Friday, October 16, 2009

Open Source Textbooks...

File this under random thoughts...

So, we've been talking about textbooks in my linguistics classes for the last couple of semesters and how most of them suck when it comes to language learning. My classmates who do teach languages for their day jobs constantly find creative ways of working through the deficiencies of the texts that they are saddled with. On the other side of the fence, in instructional design, we do talk about materials selection, and if there is material that will fit your needs, appropriate it, otherwise make your own (if time and money are not an issue).

I happened to read a blog post recently with language learning resources on the web and I was reminded again of wikibooks. This lead me down the path of open source textbooks such as wikibooks and Flat World.

The big question here is why don't we do it? Why don't we subject matter experts get together and create language textbooks that don't suck? Get some linguists, some language experts and some instructional designers together and create a revamped curriculum (one that is licensed under creative commons preferably) for French, Italian, Greek, German or whatever other language you teach.

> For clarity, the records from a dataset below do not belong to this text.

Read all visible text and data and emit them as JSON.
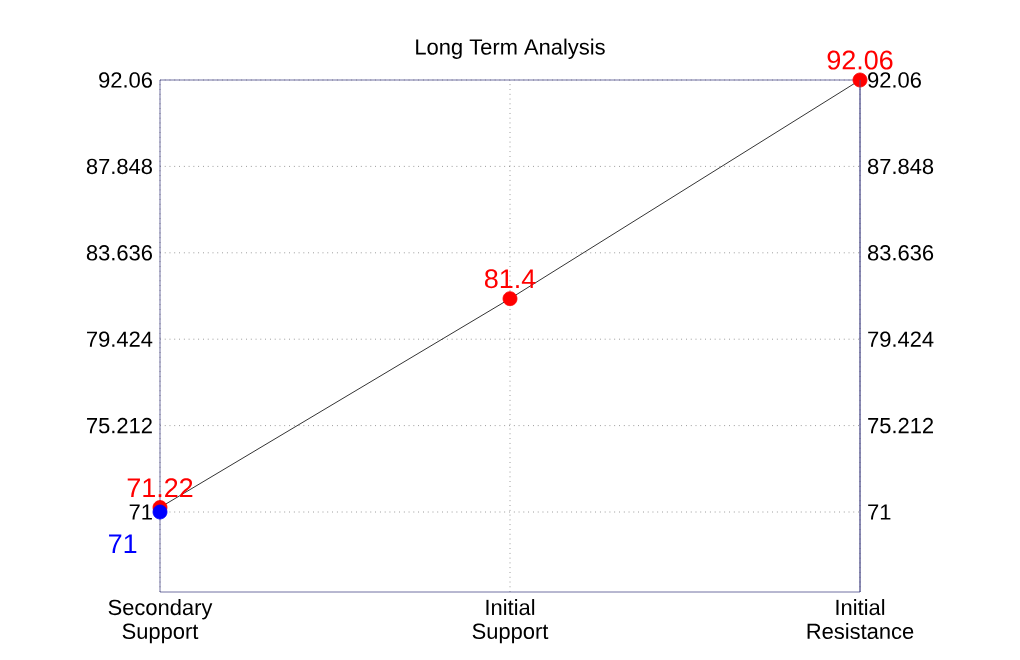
{
  "chart_data": {
    "type": "line",
    "title": "Long Term Analysis",
    "categories": [
      "Secondary Support",
      "Initial Support",
      "Initial Resistance"
    ],
    "series": [
      {
        "color": "#000000",
        "marker": "none",
        "values": [
          71.22,
          81.4,
          92.06
        ]
      },
      {
        "type": "scatter",
        "color": "#ff0000",
        "marker": "circle",
        "values": [
          71.22,
          81.4,
          92.06
        ],
        "value_labels": [
          "71.22",
          "81.4",
          "92.06"
        ]
      },
      {
        "type": "scatter",
        "color": "#0000ff",
        "marker": "circle",
        "values": [
          71,
          null,
          null
        ],
        "value_labels": [
          "71",
          null,
          null
        ]
      }
    ],
    "ylim": [
      67.1,
      92.06
    ],
    "yticks": [
      71,
      75.212,
      79.424,
      83.636,
      87.848,
      92.06
    ],
    "y2lim": [
      67.1,
      92.06
    ],
    "y2ticks": [
      71,
      75.212,
      79.424,
      83.636,
      87.848,
      92.06
    ],
    "grid": true
  }
}
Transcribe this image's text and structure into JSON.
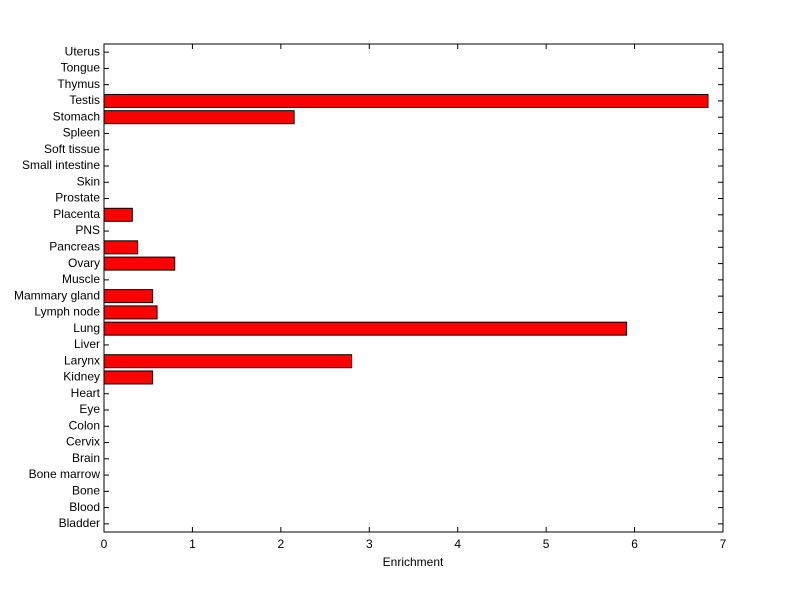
{
  "chart_data": {
    "type": "barh",
    "xlabel": "Enrichment",
    "categories": [
      "Bladder",
      "Blood",
      "Bone",
      "Bone marrow",
      "Brain",
      "Cervix",
      "Colon",
      "Eye",
      "Heart",
      "Kidney",
      "Larynx",
      "Liver",
      "Lung",
      "Lymph node",
      "Mammary gland",
      "Muscle",
      "Ovary",
      "Pancreas",
      "PNS",
      "Placenta",
      "Prostate",
      "Skin",
      "Small intestine",
      "Soft tissue",
      "Spleen",
      "Stomach",
      "Testis",
      "Thymus",
      "Tongue",
      "Uterus"
    ],
    "values": [
      0,
      0,
      0,
      0,
      0,
      0,
      0,
      0,
      0,
      0.55,
      2.8,
      0,
      5.91,
      0.6,
      0.55,
      0,
      0.8,
      0.38,
      0,
      0.32,
      0,
      0,
      0,
      0,
      0,
      2.15,
      6.83,
      0,
      0,
      0
    ],
    "color": "#ff0000",
    "xlim": [
      0,
      7
    ],
    "xticks": [
      0,
      1,
      2,
      3,
      4,
      5,
      6,
      7
    ]
  }
}
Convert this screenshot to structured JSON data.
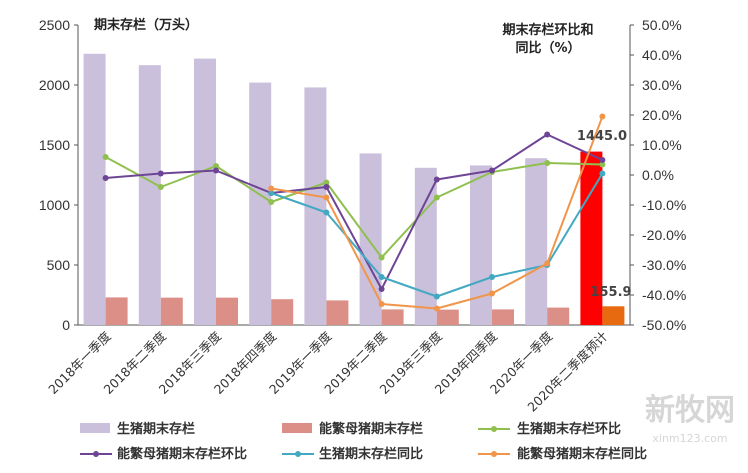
{
  "chart_data": {
    "type": "bar",
    "left_title": "期末存栏（万头）",
    "right_title_lines": [
      "期末存栏环比和",
      "同比（%）"
    ],
    "categories": [
      "2018年一季度",
      "2018年二季度",
      "2018年三季度",
      "2018年四季度",
      "2019年一季度",
      "2019年二季度",
      "2019年三季度",
      "2019年四季度",
      "2020年一季度",
      "2020年二季度预计"
    ],
    "left_axis": {
      "min": 0,
      "max": 2500,
      "ticks": [
        "0",
        "500",
        "1000",
        "1500",
        "2000",
        "2500"
      ]
    },
    "right_axis": {
      "min": -50,
      "max": 50,
      "ticks": [
        "-50.0%",
        "-40.0%",
        "-30.0%",
        "-20.0%",
        "-10.0%",
        "0.0%",
        "10.0%",
        "20.0%",
        "30.0%",
        "40.0%",
        "50.0%"
      ]
    },
    "bar_series": [
      {
        "name": "生猪期末存栏",
        "color": "#cbc0dc",
        "last_color": "#ff0000",
        "values": [
          2260,
          2165,
          2220,
          2020,
          1980,
          1430,
          1310,
          1330,
          1390,
          1445
        ]
      },
      {
        "name": "能繁母猪期末存栏",
        "color": "#dc8f86",
        "last_color": "#e86a10",
        "values": [
          230,
          228,
          228,
          215,
          205,
          130,
          128,
          130,
          145,
          155.9
        ]
      }
    ],
    "line_series": [
      {
        "name": "生猪期末存栏环比",
        "color": "#8fc04f",
        "values": [
          6,
          -4,
          3,
          -9,
          -2.5,
          -27.5,
          -7.5,
          1,
          4,
          3.5
        ]
      },
      {
        "name": "能繁母猪期末存栏环比",
        "color": "#6e4596",
        "values": [
          -1,
          0.5,
          1.5,
          -6,
          -4,
          -38,
          -1.5,
          1.5,
          13.5,
          5
        ]
      },
      {
        "name": "生猪期末存栏同比",
        "color": "#43a9c2",
        "values": [
          null,
          null,
          null,
          -6,
          -12.5,
          -34,
          -40.5,
          -34,
          -30,
          0.5
        ]
      },
      {
        "name": "能繁母猪期末存栏同比",
        "color": "#f0954a",
        "values": [
          null,
          null,
          null,
          -4.5,
          -7.5,
          -43,
          -44.5,
          -39.5,
          -29.5,
          19.5
        ]
      }
    ],
    "data_labels": [
      "1445.0",
      "155.9"
    ]
  },
  "watermark": {
    "main": "新牧网",
    "sub": "xinm123.com"
  }
}
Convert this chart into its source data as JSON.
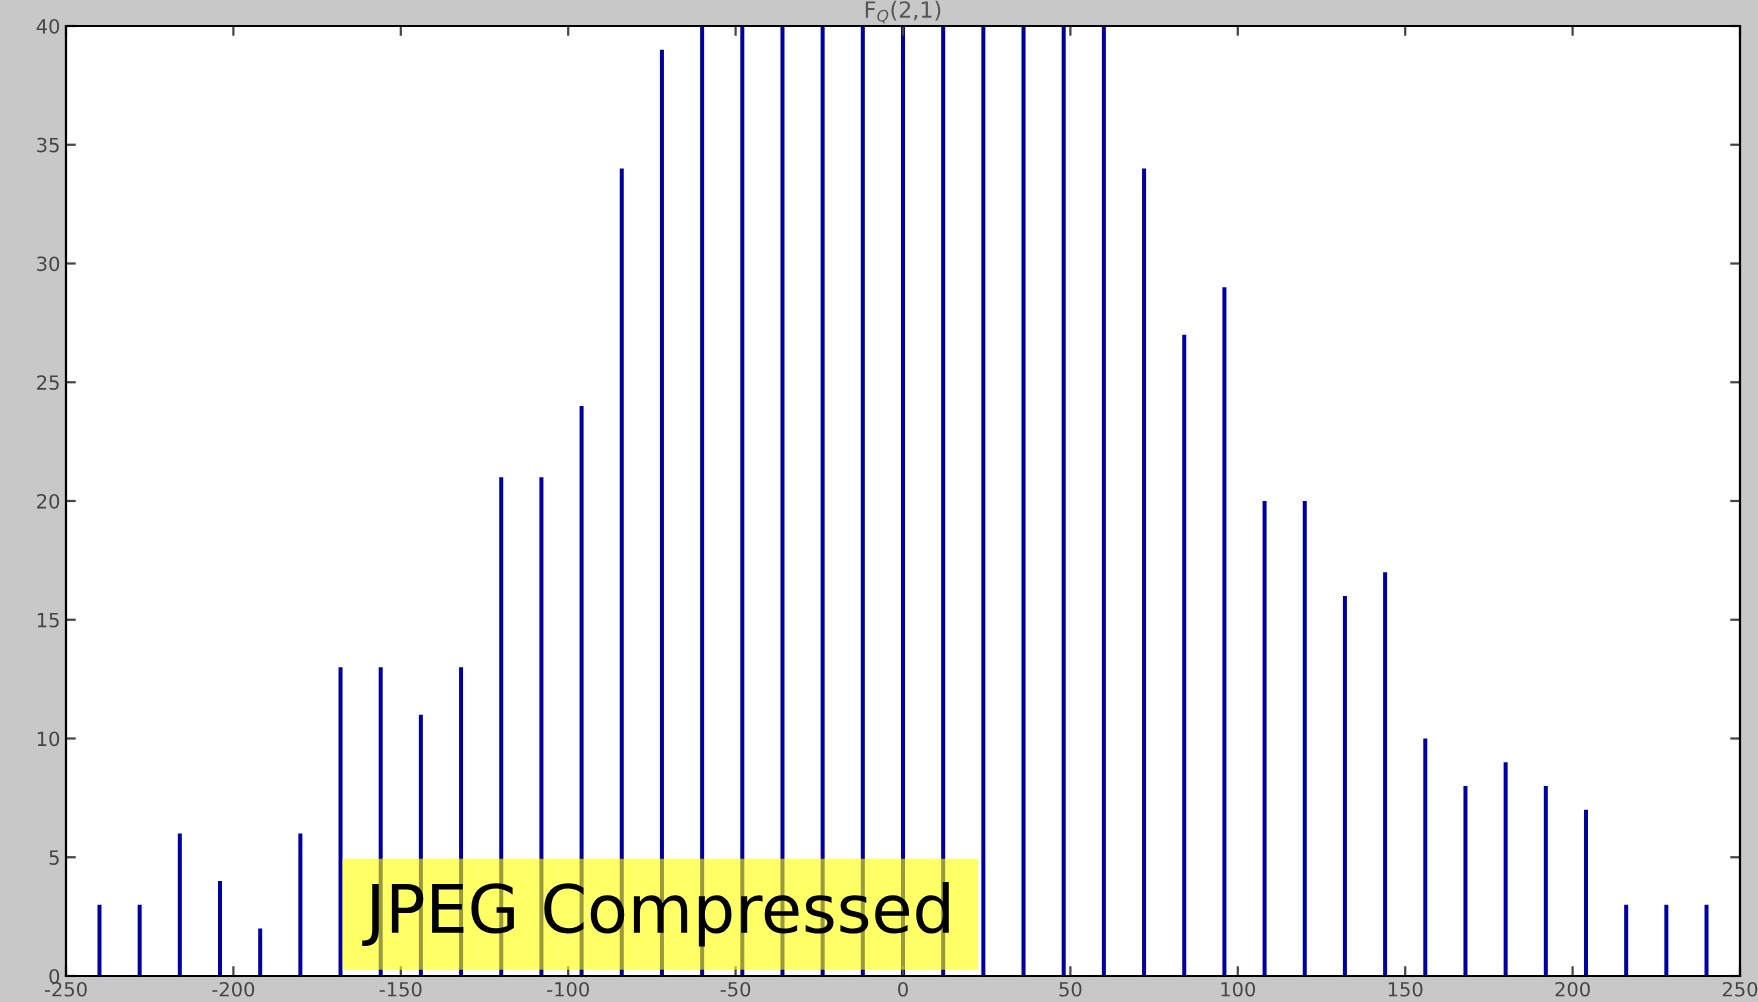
{
  "chart_data": {
    "type": "bar",
    "title": "F$_{Q}$(2,1)",
    "x": [
      -240,
      -228,
      -216,
      -204,
      -192,
      -180,
      -168,
      -156,
      -144,
      -132,
      -120,
      -108,
      -96,
      -84,
      -72,
      -60,
      -48,
      -36,
      -24,
      -12,
      0,
      12,
      24,
      36,
      48,
      60,
      72,
      84,
      96,
      108,
      120,
      132,
      144,
      156,
      168,
      180,
      192,
      204,
      216,
      228,
      240
    ],
    "values": [
      3,
      3,
      6,
      4,
      2,
      6,
      13,
      13,
      11,
      13,
      21,
      21,
      24,
      34,
      39,
      40,
      40,
      40,
      40,
      40,
      40,
      40,
      40,
      40,
      40,
      40,
      34,
      27,
      29,
      20,
      20,
      16,
      17,
      10,
      8,
      9,
      8,
      7,
      3,
      3,
      3
    ],
    "color": "#0000a0",
    "xlim": [
      -250,
      250
    ],
    "xticks": [
      -250,
      -200,
      -150,
      -100,
      -50,
      0,
      50,
      100,
      150,
      200,
      250
    ],
    "ylim": [
      0,
      40
    ],
    "yticks": [
      0,
      5,
      10,
      15,
      20,
      25,
      30,
      35,
      40
    ],
    "grid": false,
    "annotations": [
      "JPEG Compressed"
    ]
  }
}
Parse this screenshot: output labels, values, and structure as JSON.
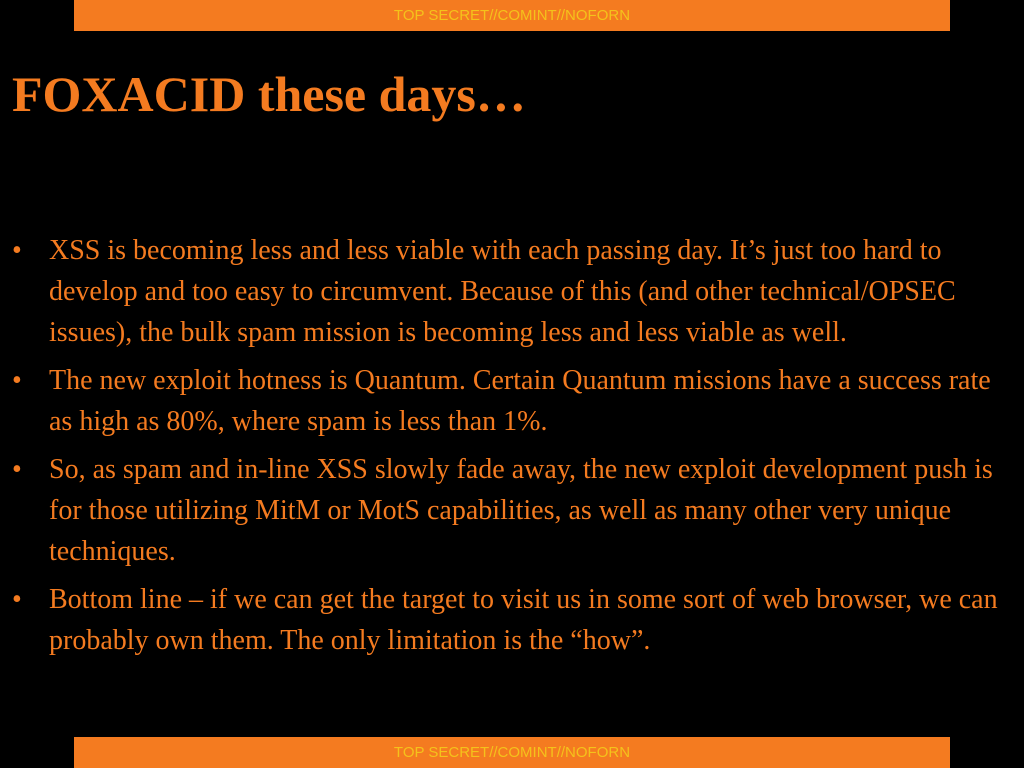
{
  "header_banner": {
    "text": "TOP SECRET//COMINT//NOFORN"
  },
  "title": "FOXACID these days…",
  "bullet_glyph": "•",
  "bullets": [
    "XSS is becoming less and less viable with each passing day. It’s just too hard to develop and too easy to circumvent. Because of this (and other technical/OPSEC issues), the bulk spam mission is becoming less and less viable as well.",
    "The new exploit hotness is Quantum. Certain Quantum missions have a success rate as high as 80%, where spam is less than 1%.",
    "So, as spam and in-line XSS slowly fade away, the new exploit development push is for those utilizing MitM or MotS capabilities, as well as many other very unique techniques.",
    "Bottom line – if we can get the target to visit us in some sort of web browser, we can probably own them. The only limitation is the “how”."
  ],
  "footer_banner": {
    "text": "TOP SECRET//COMINT//NOFORN"
  },
  "colors": {
    "background": "#000000",
    "accent": "#f47b20",
    "banner_text": "#f4c21b"
  }
}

Heck, this might go a long way toward creating some sort of unified curriculum for language learning that could be adopted across the land. One of the reasons that textbooks stink is that they either subscribe heavily to one notion of language learning (like the audiolingual method for instance) and that methodology (or even content that is in the book) does not jive with the teacher's methodology, the current second language acquisition knowledge and research, and the curriculum of the school that you teach in. Create free books (and in essence create a curriculum), you may get converts.